Related tags Scotland Edinburgh Scottish government

Walkers Shortbread has called on the Scottish government to encourage education that generates enterprise and enough people with the right...

Walkers Shortbread has called on the Scottish government to encourage education that generates enterprise and enough people with the right qualifications for food and drink manufacturers.

At Creating Opportunities, Building Success​, a parliamentary reception in Holyrood, Edinburgh hosted by the Scottish Food and Drink Federation and sector skills council Improve, Ian Gibson, general manager, Walkers Shortbread, said: “The Scottish government needs to ensure the education system fosters an entrepreneurial and enterprising culture and that there is an adequate supply of appropriately qualified people to match the needs of business.” He was speaking after the creation of Skills for Scotland: a Skills Strategy for a Competitive Scotland​, together with a body focused on skills in Scotland, announced on September 10.

Gibson said Walkers Shortbread had found it a challenge in recent years to find recruits when there had been relatively low unemployment in its heartland of Moray. “In common with many food and drink manufacturing companies in Scotland, people, not competition, is in danger of capping our potential to expand.”
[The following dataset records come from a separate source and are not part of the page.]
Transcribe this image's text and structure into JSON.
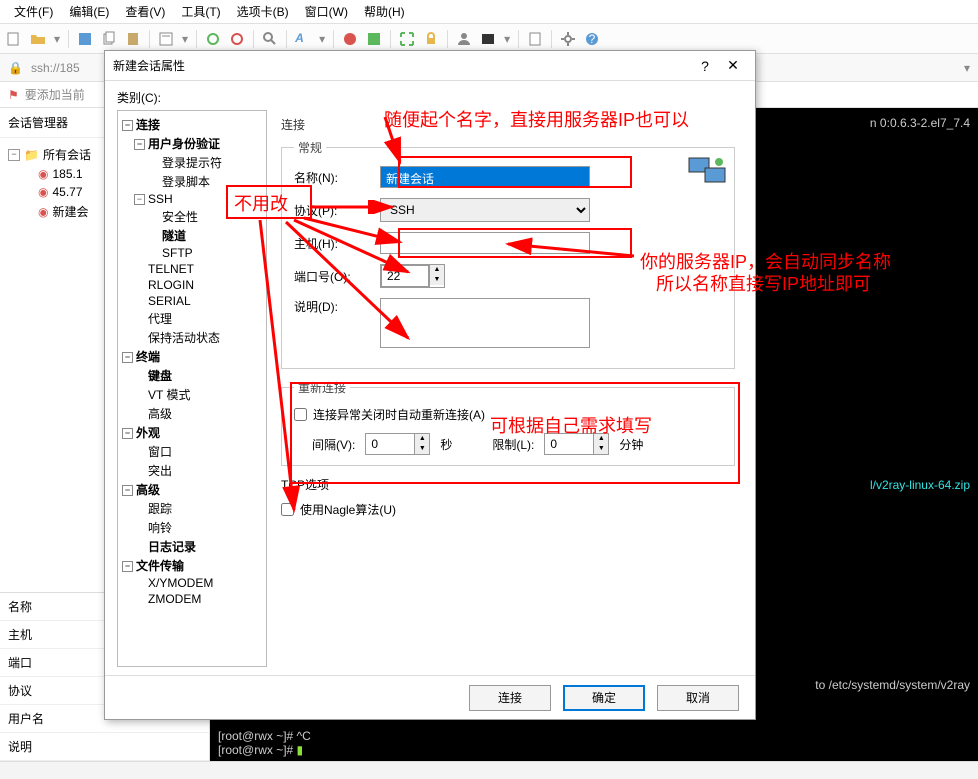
{
  "menu": {
    "file": "文件(F)",
    "edit": "编辑(E)",
    "view": "查看(V)",
    "tools": "工具(T)",
    "tabs": "选项卡(B)",
    "window": "窗口(W)",
    "help": "帮助(H)"
  },
  "addr": {
    "url": "ssh://185"
  },
  "bookmark": {
    "add": "要添加当前"
  },
  "leftPanel": {
    "title": "会话管理器",
    "root": "所有会话",
    "items": [
      "185.1",
      "45.77",
      "新建会"
    ],
    "props": [
      "名称",
      "主机",
      "端口",
      "协议",
      "用户名",
      "说明"
    ]
  },
  "terminal": {
    "l1": "n 0:0.6.3-2.el7_7.4",
    "l2": "l/v2ray-linux-64.zip",
    "l3": "to /etc/systemd/system/v2ray",
    "p1": "[root@rwx ~]# ^C",
    "p2": "[root@rwx ~]# "
  },
  "dialog": {
    "title": "新建会话属性",
    "categoryLabel": "类别(C):",
    "tree": {
      "connection": "连接",
      "userAuth": "用户身份验证",
      "loginPrompt": "登录提示符",
      "loginScript": "登录脚本",
      "ssh": "SSH",
      "security": "安全性",
      "tunnel": "隧道",
      "sftp": "SFTP",
      "telnet": "TELNET",
      "rlogin": "RLOGIN",
      "serial": "SERIAL",
      "proxy": "代理",
      "keepAlive": "保持活动状态",
      "terminal": "终端",
      "keyboard": "键盘",
      "vtmode": "VT 模式",
      "advancedT": "高级",
      "appearance": "外观",
      "window": "窗口",
      "highlight": "突出",
      "advanced": "高级",
      "trace": "跟踪",
      "bell": "响铃",
      "logging": "日志记录",
      "fileTransfer": "文件传输",
      "xymodem": "X/YMODEM",
      "zmodem": "ZMODEM"
    },
    "form": {
      "connHeader": "连接",
      "general": "常规",
      "nameLabel": "名称(N):",
      "nameValue": "新建会话",
      "protoLabel": "协议(P):",
      "protoValue": "SSH",
      "hostLabel": "主机(H):",
      "hostValue": "",
      "portLabel": "端口号(O):",
      "portValue": "22",
      "descLabel": "说明(D):",
      "descValue": "",
      "reconnectHeader": "重新连接",
      "reconnectChk": "连接异常关闭时自动重新连接(A)",
      "intervalLabel": "间隔(V):",
      "intervalValue": "0",
      "secUnit": "秒",
      "limitLabel": "限制(L):",
      "limitValue": "0",
      "minUnit": "分钟",
      "tcpHeader": "TCP选项",
      "nagleChk": "使用Nagle算法(U)"
    },
    "buttons": {
      "connect": "连接",
      "ok": "确定",
      "cancel": "取消"
    }
  },
  "annotations": {
    "a1": "随便起个名字，直接用服务器IP也可以",
    "a2": "不用改",
    "a3": "你的服务器IP，会自动同步名称",
    "a3b": "所以名称直接写IP地址即可",
    "a4": "可根据自己需求填写"
  }
}
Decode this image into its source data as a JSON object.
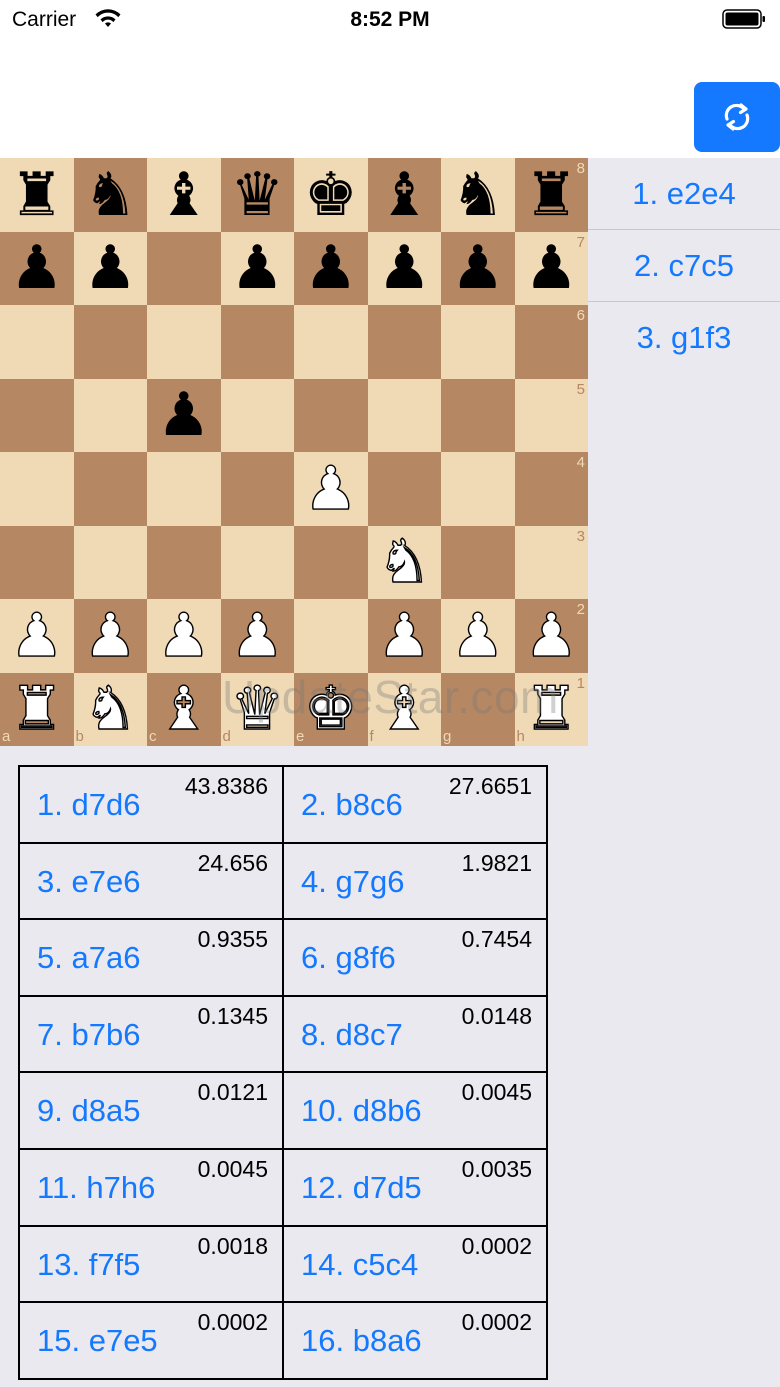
{
  "status": {
    "carrier": "Carrier",
    "time": "8:52 PM"
  },
  "icons": {
    "wifi": "wifi-icon",
    "battery": "battery-icon",
    "flip": "flip-board-icon"
  },
  "colors": {
    "accent": "#1479ff",
    "light_square": "#f0d9b5",
    "dark_square": "#b58863",
    "background": "#e9e9ef"
  },
  "board": {
    "ranks": [
      [
        "br",
        "bn",
        "bb",
        "bq",
        "bk",
        "bb",
        "bn",
        "br"
      ],
      [
        "bp",
        "bp",
        "",
        "bp",
        "bp",
        "bp",
        "bp",
        "bp"
      ],
      [
        "",
        "",
        "",
        "",
        "",
        "",
        "",
        ""
      ],
      [
        "",
        "",
        "bp",
        "",
        "",
        "",
        "",
        ""
      ],
      [
        "",
        "",
        "",
        "",
        "wp",
        "",
        "",
        ""
      ],
      [
        "",
        "",
        "",
        "",
        "",
        "wn",
        "",
        ""
      ],
      [
        "wp",
        "wp",
        "wp",
        "wp",
        "",
        "wp",
        "wp",
        "wp"
      ],
      [
        "wr",
        "wn",
        "wb",
        "wq",
        "wk",
        "wb",
        "",
        "wr"
      ]
    ],
    "rank_labels": [
      "8",
      "7",
      "6",
      "5",
      "4",
      "3",
      "2",
      "1"
    ],
    "file_labels": [
      "a",
      "b",
      "c",
      "d",
      "e",
      "f",
      "g",
      "h"
    ]
  },
  "watermark": "UpdateStar.com",
  "moves": [
    "1. e2e4",
    "2. c7c5",
    "3. g1f3"
  ],
  "suggestions": [
    {
      "move": "1. d7d6",
      "score": "43.8386"
    },
    {
      "move": "2. b8c6",
      "score": "27.6651"
    },
    {
      "move": "3. e7e6",
      "score": "24.656"
    },
    {
      "move": "4. g7g6",
      "score": "1.9821"
    },
    {
      "move": "5. a7a6",
      "score": "0.9355"
    },
    {
      "move": "6. g8f6",
      "score": "0.7454"
    },
    {
      "move": "7. b7b6",
      "score": "0.1345"
    },
    {
      "move": "8. d8c7",
      "score": "0.0148"
    },
    {
      "move": "9. d8a5",
      "score": "0.0121"
    },
    {
      "move": "10. d8b6",
      "score": "0.0045"
    },
    {
      "move": "11. h7h6",
      "score": "0.0045"
    },
    {
      "move": "12. d7d5",
      "score": "0.0035"
    },
    {
      "move": "13. f7f5",
      "score": "0.0018"
    },
    {
      "move": "14. c5c4",
      "score": "0.0002"
    },
    {
      "move": "15. e7e5",
      "score": "0.0002"
    },
    {
      "move": "16. b8a6",
      "score": "0.0002"
    }
  ]
}
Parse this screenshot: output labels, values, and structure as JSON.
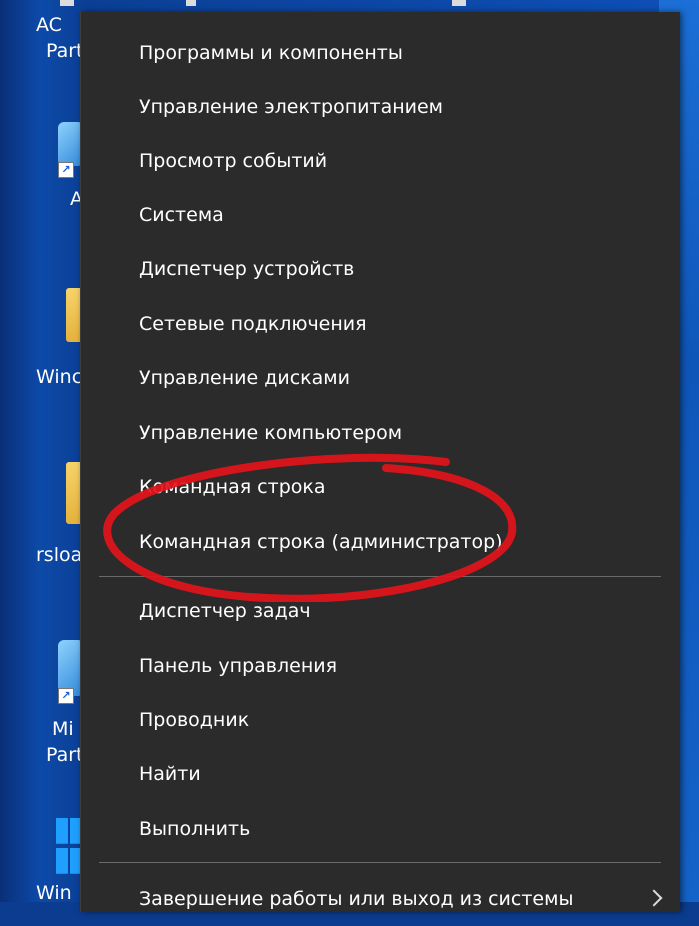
{
  "desktop": {
    "icon_labels": [
      "AC",
      "Part",
      "A",
      "Winc",
      "rsloa",
      "Mi",
      "Part",
      "Win"
    ]
  },
  "menu": {
    "items": [
      {
        "label": "Программы и компоненты"
      },
      {
        "label": "Управление электропитанием"
      },
      {
        "label": "Просмотр событий"
      },
      {
        "label": "Система"
      },
      {
        "label": "Диспетчер устройств"
      },
      {
        "label": "Сетевые подключения"
      },
      {
        "label": "Управление дисками"
      },
      {
        "label": "Управление компьютером"
      },
      {
        "label": "Командная строка"
      },
      {
        "label": "Командная строка (администратор)"
      }
    ],
    "items2": [
      {
        "label": "Диспетчер задач"
      },
      {
        "label": "Панель управления"
      },
      {
        "label": "Проводник"
      },
      {
        "label": "Найти"
      },
      {
        "label": "Выполнить"
      }
    ],
    "shutdown": {
      "label": "Завершение работы или выход из системы"
    }
  },
  "colors": {
    "menu_bg": "#2b2b2b",
    "menu_text": "#ffffff",
    "separator": "#6a6a6a",
    "highlight_ring": "#e3141b",
    "desktop_bg": "#0b3c8f"
  },
  "icons": [
    "folder-icon",
    "shortcut-arrow-icon",
    "windows-logo-icon",
    "chevron-right-icon"
  ]
}
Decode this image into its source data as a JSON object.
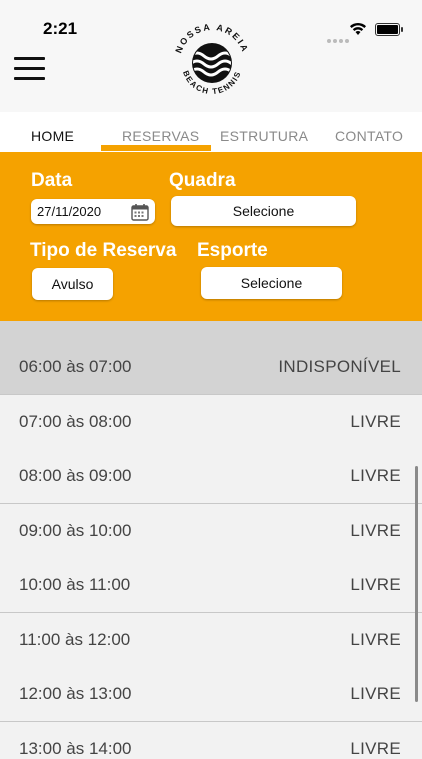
{
  "status_bar": {
    "time": "2:21"
  },
  "header": {
    "logo_text_top": "NOSSA AREIA",
    "logo_text_bottom": "BEACH TENNIS"
  },
  "tabs": [
    {
      "label": "HOME",
      "active": true
    },
    {
      "label": "RESERVAS",
      "active": false
    },
    {
      "label": "ESTRUTURA",
      "active": false
    },
    {
      "label": "CONTATO",
      "active": false
    }
  ],
  "filters": {
    "data_label": "Data",
    "data_value": "27/11/2020",
    "quadra_label": "Quadra",
    "quadra_value": "Selecione",
    "tipo_label": "Tipo de Reserva",
    "tipo_value": "Avulso",
    "esporte_label": "Esporte",
    "esporte_value": "Selecione"
  },
  "slots": [
    {
      "time": "06:00 às 07:00",
      "status": "INDISPONÍVEL"
    },
    {
      "time": "07:00 às 08:00",
      "status": "LIVRE"
    },
    {
      "time": "08:00 às 09:00",
      "status": "LIVRE"
    },
    {
      "time": "09:00 às 10:00",
      "status": "LIVRE"
    },
    {
      "time": "10:00 às 11:00",
      "status": "LIVRE"
    },
    {
      "time": "11:00 às 12:00",
      "status": "LIVRE"
    },
    {
      "time": "12:00 às 13:00",
      "status": "LIVRE"
    },
    {
      "time": "13:00 às 14:00",
      "status": "LIVRE"
    }
  ],
  "colors": {
    "accent": "#f5a200",
    "unavailable_row": "#d3d3d3",
    "row": "#f2f2f2"
  }
}
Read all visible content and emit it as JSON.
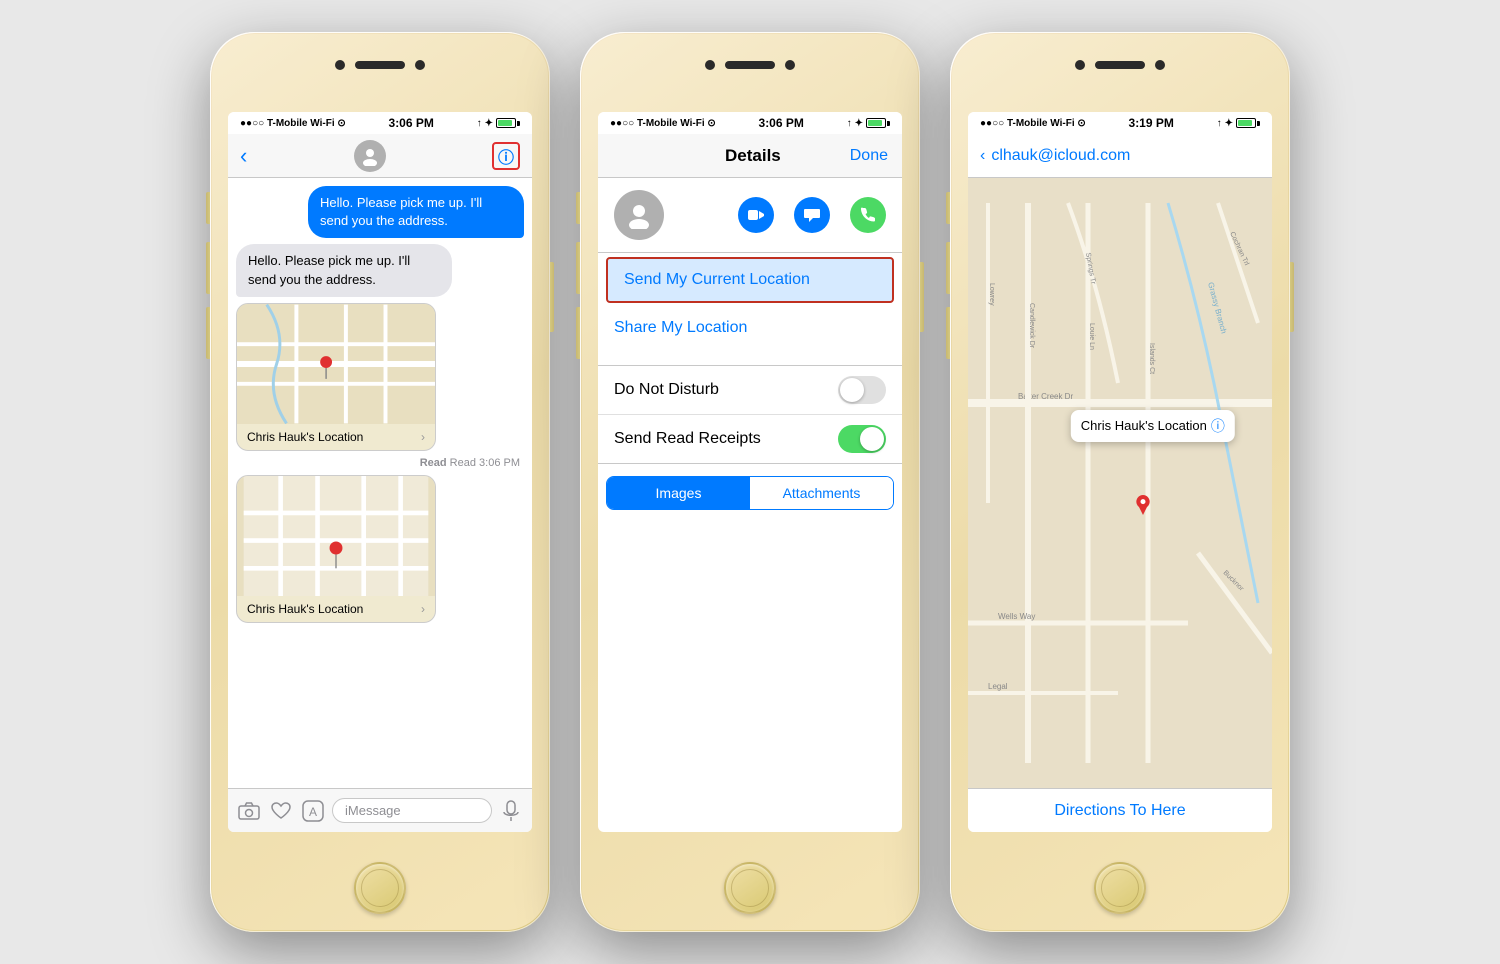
{
  "phone1": {
    "status": {
      "carrier": "●●○○ T-Mobile Wi-Fi ⊙",
      "time": "3:06 PM",
      "icons": "↑ ✦ 92%"
    },
    "nav": {
      "back_label": "‹",
      "info_label": "ⓘ"
    },
    "messages": [
      {
        "type": "out",
        "text": "Hello. Please pick me up. I'll send you the address."
      },
      {
        "type": "in",
        "text": "Hello. Please pick me up. I'll send you the address."
      }
    ],
    "map_card1": {
      "label": "Chris Hauk's Location"
    },
    "read_stamp": "Read 3:06 PM",
    "map_card2": {
      "label": "Chris Hauk's Location"
    },
    "input_placeholder": "iMessage"
  },
  "phone2": {
    "status": {
      "carrier": "●●○○ T-Mobile Wi-Fi ⊙",
      "time": "3:06 PM",
      "icons": "↑ ✦ 92%"
    },
    "nav": {
      "title": "Details",
      "done_label": "Done"
    },
    "location": {
      "send_current": "Send My Current Location",
      "share": "Share My Location"
    },
    "settings": {
      "do_not_disturb": "Do Not Disturb",
      "send_read_receipts": "Send Read Receipts"
    },
    "tabs": {
      "images": "Images",
      "attachments": "Attachments"
    }
  },
  "phone3": {
    "status": {
      "carrier": "●●○○ T-Mobile Wi-Fi ⊙",
      "time": "3:19 PM",
      "icons": "↑ ✦ 96%"
    },
    "nav": {
      "back_label": "‹",
      "contact": "clhauk@icloud.com"
    },
    "pin_label": "Chris Hauk's Location",
    "directions": "Directions To Here",
    "map_roads": [
      "Baker Creek Dr",
      "Grassy Branch",
      "Lowrey",
      "Candlewick Dr",
      "Wells Way",
      "Bucknor",
      "Legal",
      "Islands Ct",
      "Louie Ln"
    ]
  }
}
However, Gibson said the recent influx of migrant workers across the EU had been “a major boost” for the company “to the extent that almost 30% of our workforce are currently from Eastern Europe”. However, he said the language barrier could create complications and also asked the government for more central support in the area. “English lessons, translation of company documentation into the mother tongue being examples.”

Gibson said the food and drink industry offered a wide variety of career opportunities, “perhaps more than people realise”, but he added: “There is currently a shortage in technical (engineers, electricians, food scientists and technologists) and skilled (especially craft) workers. If the food and drink manufacturing sector is to boost its productivity and competitiveness, management and supervisory skills must be raised and the quality and supply of the above mentioned skills must be increased.”

Addressing representatives of the food and drink industry at the reception, Maureen Watt, Scottish government minister for Schools and Skills said: “We know through your involvement with the lifelong learning consultation that the food and drink sector faces unique challenges, not only in terms of competition in the market place but fundamentally having access to the right people with the right skills at the right time to work within the industry. It is this access to the right people and importantly the training of the current workforce that every sector has in common and what our strategy is aiming to address.